Her Majesty Queen Elizabeth II is queen of 16 independent nations (sometimes referred to as ‘Commonwealth Realms’). Following a process of legal and political evolution Australia and Canada became independent sovereign states, with the result that modern constitutional and political reality means that the positions of Queen of the United Kingdom, Queen of Australia, Queen of Canada and so on are distinct legal offices, albeit currently (although not necessarily) occupied by the same individual. It is well know that, by (British) law, the monarch cannot be a Roman Catholic and must be a Protestant in communion with the Church of England and that at his or her accession and coronation must swear a number of religious oaths and participate in various religious ceremonies. The political scientist Norman Bonney in Monarchy, Religion and the State: Civil Religion in the United Kingdom, Canada, Australia and the Commonwealth (Manchester University Press, 2013) argues that in anticipation of the death of The Queen the Commonwealth Realms should engage in national debates to determine whether the traditional rituals which require professions of Christianity and Protestantism by the new monarch continue to be appropriate, or whether they might be replaced by alternative secular or interfaith ceremonies given the secular constitutional systems and multicultural makeup of the Commonwealth Realms. This paper argues that Bonney’s argument for debates as to the appropriateness of the religious elements of the monarchy is legally redundant.
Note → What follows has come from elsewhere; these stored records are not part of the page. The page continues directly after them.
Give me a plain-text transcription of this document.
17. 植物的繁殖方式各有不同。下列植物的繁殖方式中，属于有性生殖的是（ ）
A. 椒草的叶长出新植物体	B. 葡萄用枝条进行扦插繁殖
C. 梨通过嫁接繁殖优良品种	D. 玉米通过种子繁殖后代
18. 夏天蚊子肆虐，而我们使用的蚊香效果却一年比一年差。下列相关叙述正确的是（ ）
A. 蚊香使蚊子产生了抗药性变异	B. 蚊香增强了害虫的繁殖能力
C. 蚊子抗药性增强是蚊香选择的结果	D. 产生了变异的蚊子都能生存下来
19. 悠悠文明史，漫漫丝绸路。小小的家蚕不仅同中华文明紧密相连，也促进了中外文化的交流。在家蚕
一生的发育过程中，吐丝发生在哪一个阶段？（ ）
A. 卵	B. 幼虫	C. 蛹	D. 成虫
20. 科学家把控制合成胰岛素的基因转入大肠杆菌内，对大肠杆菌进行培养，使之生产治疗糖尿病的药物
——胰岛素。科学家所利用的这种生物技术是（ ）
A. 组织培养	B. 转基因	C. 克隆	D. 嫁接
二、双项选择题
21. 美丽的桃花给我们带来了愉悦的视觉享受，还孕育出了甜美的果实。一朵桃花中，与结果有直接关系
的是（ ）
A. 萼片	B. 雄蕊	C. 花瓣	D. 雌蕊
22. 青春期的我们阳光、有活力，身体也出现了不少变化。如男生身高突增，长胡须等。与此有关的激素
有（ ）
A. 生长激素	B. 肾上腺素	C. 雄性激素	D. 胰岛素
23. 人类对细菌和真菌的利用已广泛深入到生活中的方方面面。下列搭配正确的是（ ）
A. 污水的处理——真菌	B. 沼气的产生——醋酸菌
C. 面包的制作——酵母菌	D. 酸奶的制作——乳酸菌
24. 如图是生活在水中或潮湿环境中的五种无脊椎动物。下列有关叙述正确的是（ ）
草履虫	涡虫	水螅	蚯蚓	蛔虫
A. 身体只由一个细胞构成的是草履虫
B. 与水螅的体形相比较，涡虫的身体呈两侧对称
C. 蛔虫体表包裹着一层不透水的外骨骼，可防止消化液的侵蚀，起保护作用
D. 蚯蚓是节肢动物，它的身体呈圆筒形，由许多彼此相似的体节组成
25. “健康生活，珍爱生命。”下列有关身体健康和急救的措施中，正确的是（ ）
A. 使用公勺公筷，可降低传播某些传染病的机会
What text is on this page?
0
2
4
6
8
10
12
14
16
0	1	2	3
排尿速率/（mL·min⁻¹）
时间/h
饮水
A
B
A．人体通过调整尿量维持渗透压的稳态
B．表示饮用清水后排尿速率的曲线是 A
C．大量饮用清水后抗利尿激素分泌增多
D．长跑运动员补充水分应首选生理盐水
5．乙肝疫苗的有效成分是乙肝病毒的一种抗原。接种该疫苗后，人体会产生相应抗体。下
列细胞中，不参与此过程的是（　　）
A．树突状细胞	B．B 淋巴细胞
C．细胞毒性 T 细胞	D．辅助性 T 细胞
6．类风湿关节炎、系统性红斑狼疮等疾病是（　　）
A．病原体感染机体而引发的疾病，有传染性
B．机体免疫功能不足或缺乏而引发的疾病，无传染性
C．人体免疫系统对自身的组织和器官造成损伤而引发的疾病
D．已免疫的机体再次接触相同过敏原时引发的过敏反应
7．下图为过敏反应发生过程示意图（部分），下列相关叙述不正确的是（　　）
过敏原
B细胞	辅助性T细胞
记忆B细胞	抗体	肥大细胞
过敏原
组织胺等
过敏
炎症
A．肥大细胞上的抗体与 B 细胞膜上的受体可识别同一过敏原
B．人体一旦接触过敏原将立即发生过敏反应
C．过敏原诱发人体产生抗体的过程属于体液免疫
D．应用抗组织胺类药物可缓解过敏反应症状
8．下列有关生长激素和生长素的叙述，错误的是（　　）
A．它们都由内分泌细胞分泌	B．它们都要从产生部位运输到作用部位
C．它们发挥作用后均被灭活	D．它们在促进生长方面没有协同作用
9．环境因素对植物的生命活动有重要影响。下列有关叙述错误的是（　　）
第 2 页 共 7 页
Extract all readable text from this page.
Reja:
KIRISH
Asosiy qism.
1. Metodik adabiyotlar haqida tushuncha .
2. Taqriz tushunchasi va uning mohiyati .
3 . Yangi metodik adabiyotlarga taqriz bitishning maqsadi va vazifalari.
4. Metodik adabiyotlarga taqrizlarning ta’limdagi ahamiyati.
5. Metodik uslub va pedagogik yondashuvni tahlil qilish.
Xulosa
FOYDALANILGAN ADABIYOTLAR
The constitutional systems of many of the Commonwealth Realms – including Australia and Canada – prohibit religious discrimination and religious tests for the holding of public offices. Any such test is unconstitutional and therefore void. This paper explores whether the religious tests governing the royal succession are invalid under the constitutional law of Australia and Canada and the legal and political consequences of any such invalidity.